Die Betroffenen würden die objektiven Tatsachen deshalb zunehmend als Bedrohung wahrnehmen. „Der Umsturz ist dann ein – unbewusster – Versuch, die Diskrepanz zwischen objektiven Tatsachen und subjektiver Wahrnehmung zu überwinden.“ Verschwörungsmythen fänden vor allem in Krisenzeiten Zulauf, sagte der Göttinger Forscher.

Hamburger Polizei will Datenbank zur „Reichsbürger“-Szene anlegen

Auch Hamburgs Polizeipräsident warnt davor, „Reichsbürger“ als harmlose Spinner abzutun. Das sagte Ralf Martin Meyer im Gespräch mit NDR 90,3. Deshalb denke die Hamburger Polizei über eine Datenbank zur Szene nach.

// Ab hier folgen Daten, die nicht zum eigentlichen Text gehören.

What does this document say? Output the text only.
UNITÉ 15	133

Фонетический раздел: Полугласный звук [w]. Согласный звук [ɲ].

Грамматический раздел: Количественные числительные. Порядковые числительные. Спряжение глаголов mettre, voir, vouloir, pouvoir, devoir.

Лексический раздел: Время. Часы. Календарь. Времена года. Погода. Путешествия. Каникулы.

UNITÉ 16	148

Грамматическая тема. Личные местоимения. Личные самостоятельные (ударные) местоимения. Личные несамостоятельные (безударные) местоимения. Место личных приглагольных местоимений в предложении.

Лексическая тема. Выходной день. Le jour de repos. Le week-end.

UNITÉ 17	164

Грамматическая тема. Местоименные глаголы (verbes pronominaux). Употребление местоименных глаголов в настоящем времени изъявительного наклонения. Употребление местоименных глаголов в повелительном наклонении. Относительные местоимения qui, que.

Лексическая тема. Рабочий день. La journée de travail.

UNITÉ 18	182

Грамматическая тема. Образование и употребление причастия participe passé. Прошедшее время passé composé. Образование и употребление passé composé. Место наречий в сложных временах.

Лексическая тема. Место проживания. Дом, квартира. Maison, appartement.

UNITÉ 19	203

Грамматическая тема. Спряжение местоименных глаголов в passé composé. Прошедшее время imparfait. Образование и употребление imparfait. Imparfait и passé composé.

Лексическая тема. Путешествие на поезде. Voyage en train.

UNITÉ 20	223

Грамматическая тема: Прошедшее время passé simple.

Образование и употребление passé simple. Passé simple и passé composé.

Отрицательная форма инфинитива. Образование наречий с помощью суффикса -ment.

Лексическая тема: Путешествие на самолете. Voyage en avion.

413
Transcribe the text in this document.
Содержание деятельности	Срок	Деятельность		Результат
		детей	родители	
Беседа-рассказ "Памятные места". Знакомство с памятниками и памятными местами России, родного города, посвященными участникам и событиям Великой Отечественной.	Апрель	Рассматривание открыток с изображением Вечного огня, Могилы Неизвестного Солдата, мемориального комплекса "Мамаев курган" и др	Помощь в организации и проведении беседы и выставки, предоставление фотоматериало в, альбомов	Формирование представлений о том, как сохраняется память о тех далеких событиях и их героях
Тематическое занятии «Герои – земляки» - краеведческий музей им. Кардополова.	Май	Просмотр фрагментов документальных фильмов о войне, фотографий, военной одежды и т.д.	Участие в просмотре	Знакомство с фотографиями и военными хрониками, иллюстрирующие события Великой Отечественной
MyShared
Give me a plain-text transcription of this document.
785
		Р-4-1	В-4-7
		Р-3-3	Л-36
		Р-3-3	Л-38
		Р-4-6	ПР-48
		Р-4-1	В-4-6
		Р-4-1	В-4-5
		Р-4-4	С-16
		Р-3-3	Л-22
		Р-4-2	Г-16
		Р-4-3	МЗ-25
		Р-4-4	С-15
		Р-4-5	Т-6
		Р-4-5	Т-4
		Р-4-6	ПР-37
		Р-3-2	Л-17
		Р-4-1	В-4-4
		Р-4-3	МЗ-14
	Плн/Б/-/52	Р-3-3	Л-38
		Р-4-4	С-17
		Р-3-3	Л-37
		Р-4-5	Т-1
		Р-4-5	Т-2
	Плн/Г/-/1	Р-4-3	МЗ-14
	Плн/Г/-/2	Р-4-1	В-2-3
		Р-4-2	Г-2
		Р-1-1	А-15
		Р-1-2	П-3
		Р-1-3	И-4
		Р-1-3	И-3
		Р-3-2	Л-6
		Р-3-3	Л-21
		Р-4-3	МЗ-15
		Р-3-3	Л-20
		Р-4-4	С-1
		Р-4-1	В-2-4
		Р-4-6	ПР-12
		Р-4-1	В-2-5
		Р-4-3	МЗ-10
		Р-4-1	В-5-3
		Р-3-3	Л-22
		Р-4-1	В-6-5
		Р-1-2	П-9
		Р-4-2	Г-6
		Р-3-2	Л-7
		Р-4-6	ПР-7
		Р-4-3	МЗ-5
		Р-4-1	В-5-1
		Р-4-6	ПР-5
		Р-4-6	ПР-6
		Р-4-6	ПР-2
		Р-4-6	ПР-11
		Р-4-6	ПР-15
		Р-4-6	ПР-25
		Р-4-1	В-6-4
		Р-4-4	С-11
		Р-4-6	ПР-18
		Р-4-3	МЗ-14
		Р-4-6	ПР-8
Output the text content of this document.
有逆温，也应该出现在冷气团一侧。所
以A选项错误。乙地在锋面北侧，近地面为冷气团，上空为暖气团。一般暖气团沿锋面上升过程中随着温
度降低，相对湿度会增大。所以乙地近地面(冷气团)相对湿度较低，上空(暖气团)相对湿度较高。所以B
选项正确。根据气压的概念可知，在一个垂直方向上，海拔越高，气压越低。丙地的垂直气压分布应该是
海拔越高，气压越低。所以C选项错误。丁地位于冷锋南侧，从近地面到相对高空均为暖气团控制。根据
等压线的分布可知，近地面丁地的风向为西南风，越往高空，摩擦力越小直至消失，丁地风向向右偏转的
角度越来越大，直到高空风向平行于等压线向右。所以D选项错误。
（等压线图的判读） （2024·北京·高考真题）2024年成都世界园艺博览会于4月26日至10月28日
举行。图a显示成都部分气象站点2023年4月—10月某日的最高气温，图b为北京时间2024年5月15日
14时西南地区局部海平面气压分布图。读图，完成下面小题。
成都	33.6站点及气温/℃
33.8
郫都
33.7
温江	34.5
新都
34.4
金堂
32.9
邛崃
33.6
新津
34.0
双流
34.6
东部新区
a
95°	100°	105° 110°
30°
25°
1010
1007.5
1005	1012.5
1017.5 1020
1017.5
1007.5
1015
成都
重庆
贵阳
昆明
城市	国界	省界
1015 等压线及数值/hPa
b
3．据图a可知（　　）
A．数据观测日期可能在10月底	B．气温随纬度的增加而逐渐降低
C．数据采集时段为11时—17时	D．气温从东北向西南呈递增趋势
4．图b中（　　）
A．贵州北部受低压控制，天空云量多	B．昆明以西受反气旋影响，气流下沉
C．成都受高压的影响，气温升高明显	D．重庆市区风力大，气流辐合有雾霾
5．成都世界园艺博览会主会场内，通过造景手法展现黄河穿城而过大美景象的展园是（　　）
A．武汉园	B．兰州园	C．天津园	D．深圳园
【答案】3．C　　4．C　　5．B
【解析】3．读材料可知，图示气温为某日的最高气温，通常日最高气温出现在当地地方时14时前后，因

Die Idee sei, „mitbeobachten zu können, wie sich eine Person entwickelt, die dieser Querdenker- oder „Reichsbürger“-Szene zuzuordnen ist. Also: Wird sie gefährlicher?“, sagte Meyer dem NDR.

Dem Landeskriminalamt in Schleswig-Holstein sind allein in den ersten acht Monaten des vergangenen Jahres 134 Straftaten im Bereich der „politisch motivierten Kriminalität – rechts“ sowie Hassdelikte gemeldet worden. Dabei ging es unter anderem um Körperverletzung, Volksverhetzung, Bedrohung oder Verstöße gegen das Waffengesetz. Das geht aus der Antwort auf eine Kleine Anfrage des SPD-Landtagsabgeordneten Niclas Dürbrook von Anfang Dezember hervor.

Innenministerin Sütterlin-Waack kündigte im Abendblatt ein konsequentes Vorgehen gegen Delegitimierer und politisch motivierte Kriminalität an: „Die Feinde unserer Demokratie versuchen, von innen wie von außen und in der virtuellen wie in der realen Welt, aktuelle Krisen für ihre Zwecke zu nutzen.“ Um gegenhalten zu können, müssten die Sicherheitsbehörden besser ausgestattet werden.

Sabine Sütterlin-Waack (CDU), Innenministerin von Schleswig-Holstein, kündigt konsequentes Vorgehen gegen  „Reichsbürger“ an.
Sabine Sütterlin-Waack (CDU), Innenministerin von Schleswig-Holstein, kündigt konsequentes Vorgehen gegen „Reichsbürger“ an. © dpa | Axel Heimken

Deshalb stärke die schwarz-grüne Koalition die Landespolizei. 2023 soll der Aufbau einer Cyberhundertschaft beginnen – und zwar „im Bereich der IT-Forensik und der Implementierung neuer IT-Fachverfahren, aber auch im Bereich der offenen Internet­recherche“, hieß es aus dem Kieler Innenministerium.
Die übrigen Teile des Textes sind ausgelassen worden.